The delay is much shorter if there is a response from a web server or similar. As soon as data is coming back from the destination server the "SEND OK" also returns. If the response time is 20ms the SEND OK is also returned fast and comes first, with no time separation from received remote data.
The images below show sampled voltages on serial port Tx, Rx physical pins on the device - The blue signal being data sent to the ESP8266 and yellow being the response.
If server response is delayed the "SEND OK" comes by itself after 290ms.
If remote server responds in 20ms the "SEND OK" returns much faster in front of the response data.
It looks like the ESP8266 "forgets" to flush the input stream. With no remote response, flushing is finally done by an internal timer after 290ms. When a remote response returns earlier than the 290 ms, the ESP8266 is forced to send data back - starting with "SEND OK".

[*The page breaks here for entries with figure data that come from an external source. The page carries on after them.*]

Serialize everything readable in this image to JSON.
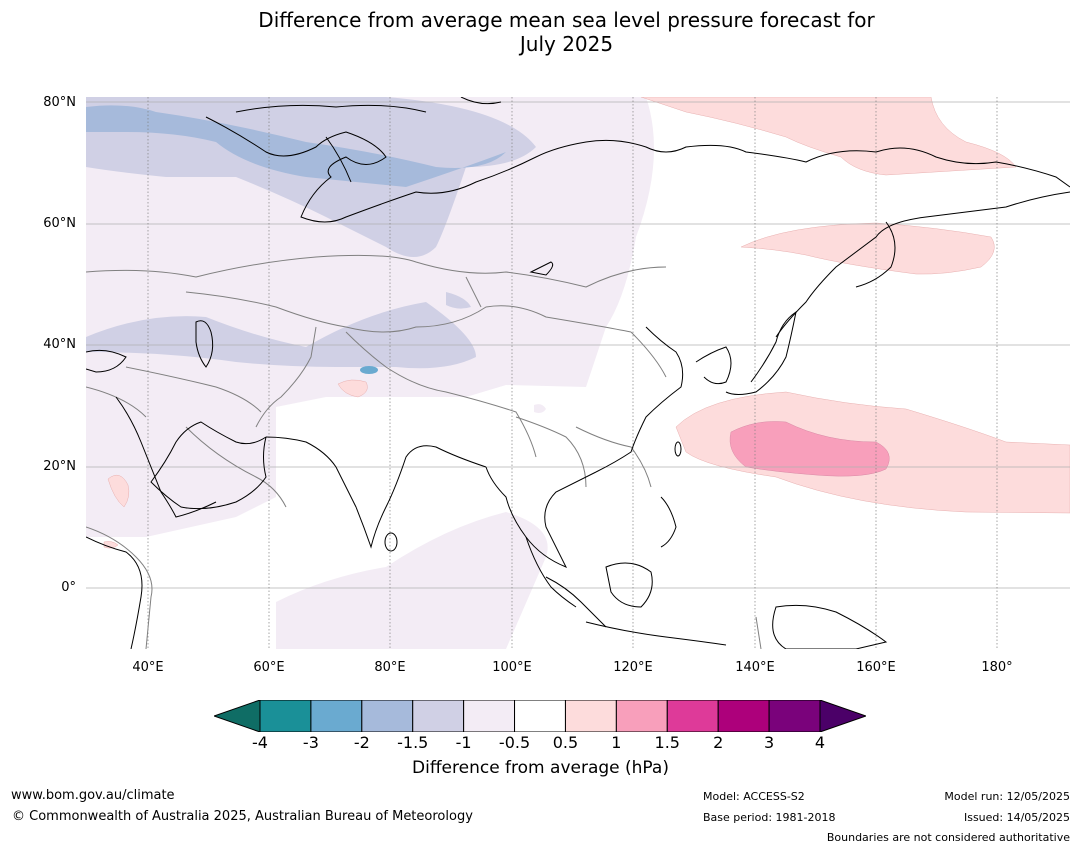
{
  "title_line1": "Difference from average mean sea level pressure forecast for",
  "title_line2": "July 2025",
  "map": {
    "lat_labels": [
      "80°N",
      "60°N",
      "40°N",
      "20°N",
      "0°"
    ],
    "lon_labels": [
      "40°E",
      "60°E",
      "80°E",
      "100°E",
      "120°E",
      "140°E",
      "160°E",
      "180°"
    ],
    "colors": {
      "land_outline": "#000000",
      "borders": "#808080",
      "gridline": "#b0b0b0"
    }
  },
  "colorbar": {
    "ticks": [
      "-4",
      "-3",
      "-2",
      "-1.5",
      "-1",
      "-0.5",
      "0.5",
      "1",
      "1.5",
      "2",
      "3",
      "4"
    ],
    "colors": [
      "#0f6d65",
      "#1a9098",
      "#6aaad0",
      "#a6badb",
      "#d0d0e5",
      "#f3ecf5",
      "#ffffff",
      "#fddcdc",
      "#f89fbb",
      "#de3a99",
      "#ad007b",
      "#7a027b",
      "#4b0068"
    ],
    "label": "Difference from average (hPa)"
  },
  "footer": {
    "website": "www.bom.gov.au/climate",
    "copyright": "© Commonwealth of Australia 2025, Australian Bureau of Meteorology",
    "model": "Model: ACCESS-S2",
    "base_period": "Base period: 1981-2018",
    "model_run": "Model run: 12/05/2025",
    "issued": "Issued: 14/05/2025",
    "disclaimer": "Boundaries are not considered authoritative"
  }
}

As the delay inhibits further sending until you have data on the receive stream it makes streaming data out in small portions extremely slow for no good reason. "SEND OK", I think, should be confirmed as soon as data is in the ESP8266 output buffer or possibly when the buffer has been sent over TCP. It would be much more effective to only rely on a "buffer full" error when you request a certain number of bytes sent in the initial CIPSEND command and the output buffer has not yet room for the number of bytes requested. It should just stream out as fast as it can an not care if anything comes back from the remote peer.